In its post-mortem for the November event, Cloudflare traced the problem to a buggy interaction in its Bot Management systems and to a database configuration change that cascaded across its global network. While the full technical root cause of the December 5 Cloudflare outage has not yet been detailed publicly, the pattern is clear: when one layer at a company like Cloudflare misbehaves, the blast radius can be planet-sized.
Why does One Company Going Down Break So Much
Cloudflare sits in a crucial “middle layer” of the internet – handling tasks like DNS resolution, caching, traffic routing, and security filtering for millions of websites and apps.

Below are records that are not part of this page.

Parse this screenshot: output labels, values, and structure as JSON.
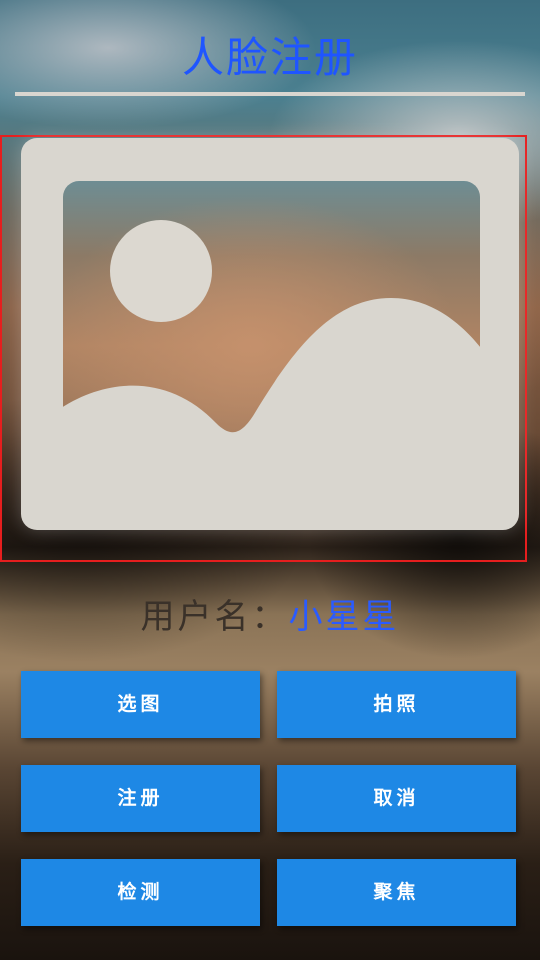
{
  "header": {
    "title": "人脸注册"
  },
  "preview": {
    "icon": "image-placeholder-icon",
    "frame_color": "#e61e1e"
  },
  "user": {
    "label": "用户名：",
    "name": "小星星"
  },
  "buttons": {
    "select_image": "选图",
    "take_photo": "拍照",
    "register": "注册",
    "cancel": "取消",
    "detect": "检测",
    "focus": "聚焦"
  },
  "colors": {
    "accent": "#1f55ff",
    "button": "#1e88e5",
    "button_text": "#ffffff"
  }
}
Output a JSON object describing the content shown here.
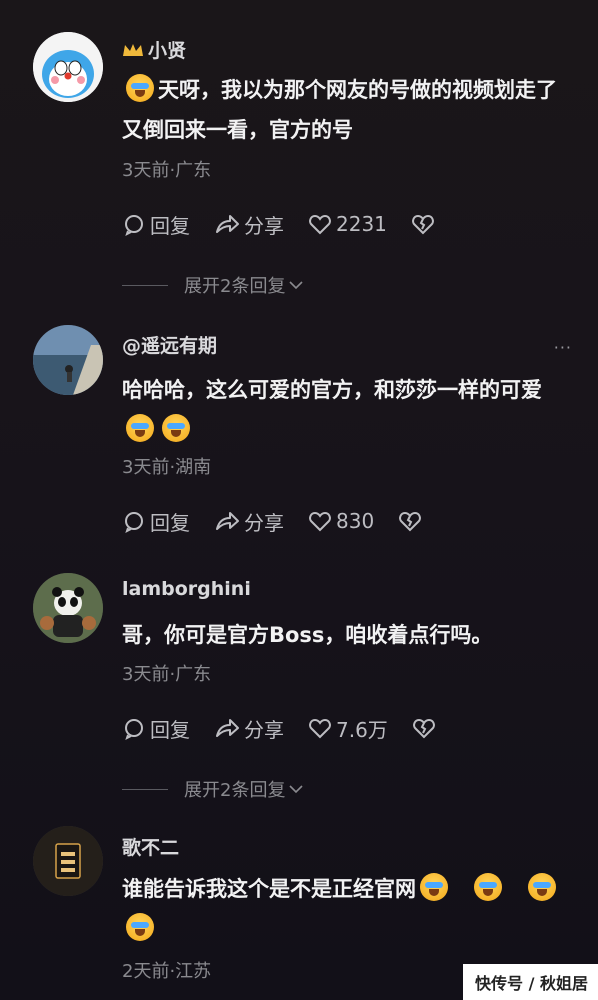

Because so many services front their traffic through Cloudflare, any widespread failure there doesn’t just affect a handful of sites – it affects banks, trading apps, news outlets, SaaS tools, AI platforms, and hobby blogs all at once. To ordinary users, it feels like “the whole internet is broken,” even though the underlying origin servers might be perfectly healthy.
Another reminder that the internet is a patchwork of dependencies, with firms like Cloudflare serving as keystone pillars, is the December 5 outage. Everyone is affected when one of those pillars trembles, from London-based designers working on a Canva project to day dealers in Mumbai.
Ultimately, this outage should push the entire ecosystem toward more resilient and distributed internet infrastructure.